If there will be downtime anywhere, it will be in manufacturing. We ordered too much globally, afraid as we were that it would not be delivered. And now many companies have too much stock. There is no need to produce too much for a while. First, the old stock has to be sold (often at a discount). We call this an inventory recession and it can lead to profit erosion. Something like this seems more likely in the US than in Europe, but as yet not strong enough to win over the Hawks at the Federal Reserve.
Added to this is an interesting development in the world’s 2nd largest economy: China wants to shake off the corona ghost and has ‘opened up’. Consumer spending in particular is being boosted quite a bit; interest rates have been falling here for some time. Chinese citizens want to travel ‘en masse’ again. Consequently, they have a lot of catching up to do. China was locked down for years. Our position in Chinese equities, which we built up in a few tranches last year, made a sharp recovery during the fourth quarter. I suspect the Doves underestimate this boost to the global economy (and to commodity prices soon), even if China’s real estate sector remains in a worry some state for now. Just as housing markets across the Western world are under pressure. Not because of overproduction as in China, but simply because of interest rate hikes.
So we do not join the Doves. We remain cautious on bonds, also because those same central bankers are no longer buying more, but instead are winding down some of their bought-up bonds. January was a volatile month for bonds. First, interest rates fell sharply, also because institutional investors put their cash positions to work. Later, interest rates rose again. In equities, which recovered in January from the December decline, we are positioned between Hawks and Doves. We acknowledge the risks of an earnings downturn in a recession, but think many a company will still try to pass off its cost increases in price increases. In such a stagflationary climate, we neither want to be overweight nor underweight in equities.
One segment where we do want to remain for the time being is Private Debt. Here, the supply of funding has lagged behind demand for some time, leading to historically high interest rates: for senior secured loans, interest rates rose from around 7.5% to 10% last year. Subordinated/enterprise loans even saw interest rates rise from around 10% to 14-15%. These are interest rate levels, which did not occur even in the 2008/09 crisis. We therefore hope to launch our 5th Private Debt Feeder this year to benefit from higher interest rates. Incidentally, the previous feeders are not all fully invested yet either. So here we will still be able to take partial advantage of the higher market interest rates.

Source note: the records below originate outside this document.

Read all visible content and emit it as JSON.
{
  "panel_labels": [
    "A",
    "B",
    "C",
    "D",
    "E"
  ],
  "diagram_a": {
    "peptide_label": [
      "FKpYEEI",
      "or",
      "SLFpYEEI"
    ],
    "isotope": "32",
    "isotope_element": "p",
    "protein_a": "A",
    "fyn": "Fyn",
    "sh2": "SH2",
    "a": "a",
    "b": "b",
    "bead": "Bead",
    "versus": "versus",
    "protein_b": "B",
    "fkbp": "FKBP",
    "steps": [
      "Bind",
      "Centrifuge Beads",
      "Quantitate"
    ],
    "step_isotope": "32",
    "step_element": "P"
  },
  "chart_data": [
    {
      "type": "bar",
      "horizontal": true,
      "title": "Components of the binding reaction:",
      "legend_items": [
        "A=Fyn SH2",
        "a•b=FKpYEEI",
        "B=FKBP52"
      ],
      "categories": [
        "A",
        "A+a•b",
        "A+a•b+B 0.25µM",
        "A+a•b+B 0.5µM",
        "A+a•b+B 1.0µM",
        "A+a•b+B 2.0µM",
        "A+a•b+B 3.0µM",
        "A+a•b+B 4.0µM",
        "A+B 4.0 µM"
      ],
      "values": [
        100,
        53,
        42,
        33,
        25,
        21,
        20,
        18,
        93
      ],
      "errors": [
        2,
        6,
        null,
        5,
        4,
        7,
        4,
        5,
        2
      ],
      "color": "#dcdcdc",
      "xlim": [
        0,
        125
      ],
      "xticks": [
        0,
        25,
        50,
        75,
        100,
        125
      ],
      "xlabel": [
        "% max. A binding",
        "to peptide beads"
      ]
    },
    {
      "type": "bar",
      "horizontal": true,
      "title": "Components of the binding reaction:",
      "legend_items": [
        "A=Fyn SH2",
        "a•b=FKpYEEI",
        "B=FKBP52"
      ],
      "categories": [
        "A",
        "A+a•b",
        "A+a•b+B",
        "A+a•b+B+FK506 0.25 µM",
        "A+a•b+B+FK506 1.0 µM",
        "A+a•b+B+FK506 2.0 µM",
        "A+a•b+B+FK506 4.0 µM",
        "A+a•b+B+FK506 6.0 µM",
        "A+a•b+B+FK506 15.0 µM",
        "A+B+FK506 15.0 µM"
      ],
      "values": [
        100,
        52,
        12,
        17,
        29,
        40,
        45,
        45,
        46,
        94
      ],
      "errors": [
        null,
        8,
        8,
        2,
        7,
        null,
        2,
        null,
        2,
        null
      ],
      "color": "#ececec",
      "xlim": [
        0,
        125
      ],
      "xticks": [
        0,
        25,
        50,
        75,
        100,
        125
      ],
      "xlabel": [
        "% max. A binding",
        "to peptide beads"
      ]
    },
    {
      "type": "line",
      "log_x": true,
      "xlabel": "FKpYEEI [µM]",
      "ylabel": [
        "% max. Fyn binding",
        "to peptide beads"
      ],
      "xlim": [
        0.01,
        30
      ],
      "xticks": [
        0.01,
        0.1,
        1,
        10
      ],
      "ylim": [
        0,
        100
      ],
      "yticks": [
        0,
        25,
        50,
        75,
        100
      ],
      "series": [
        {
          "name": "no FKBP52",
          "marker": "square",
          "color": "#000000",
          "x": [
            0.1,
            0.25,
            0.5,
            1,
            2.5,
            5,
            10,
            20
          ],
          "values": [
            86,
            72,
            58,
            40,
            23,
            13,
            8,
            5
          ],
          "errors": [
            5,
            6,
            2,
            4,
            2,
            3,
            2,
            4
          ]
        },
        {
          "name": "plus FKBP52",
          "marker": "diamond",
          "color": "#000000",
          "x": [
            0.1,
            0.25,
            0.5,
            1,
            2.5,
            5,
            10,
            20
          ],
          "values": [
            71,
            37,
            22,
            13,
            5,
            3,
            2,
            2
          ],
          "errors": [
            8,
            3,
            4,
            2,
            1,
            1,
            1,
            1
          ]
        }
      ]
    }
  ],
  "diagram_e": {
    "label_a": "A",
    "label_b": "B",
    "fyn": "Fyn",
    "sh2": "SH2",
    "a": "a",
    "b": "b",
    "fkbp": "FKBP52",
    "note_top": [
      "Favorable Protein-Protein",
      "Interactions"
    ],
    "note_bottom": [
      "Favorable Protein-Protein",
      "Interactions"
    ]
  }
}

Then another asset class, with which we achieved a positive result last year: Infrastructure. Final figures are not yet available, but a result of 7-8% seems likely. For this year, we expect a somewhat flattening result, also because a fall in the dollar could limit value growth. Incidentally, part of the income here is indexed to inflation.
Last, but not least, there is still the war where Hawks face Hawks. The status quo in recent months played into the hands of the Doves in the stock market. But that war sentiment could just turn around, especially as the arms race intensifies. Neither side seems to be able to win or want to lose the war. Let’s hope that the Doves here in the form of a UN peacekeeping force will eventually prevail and we can put this sad war behind us.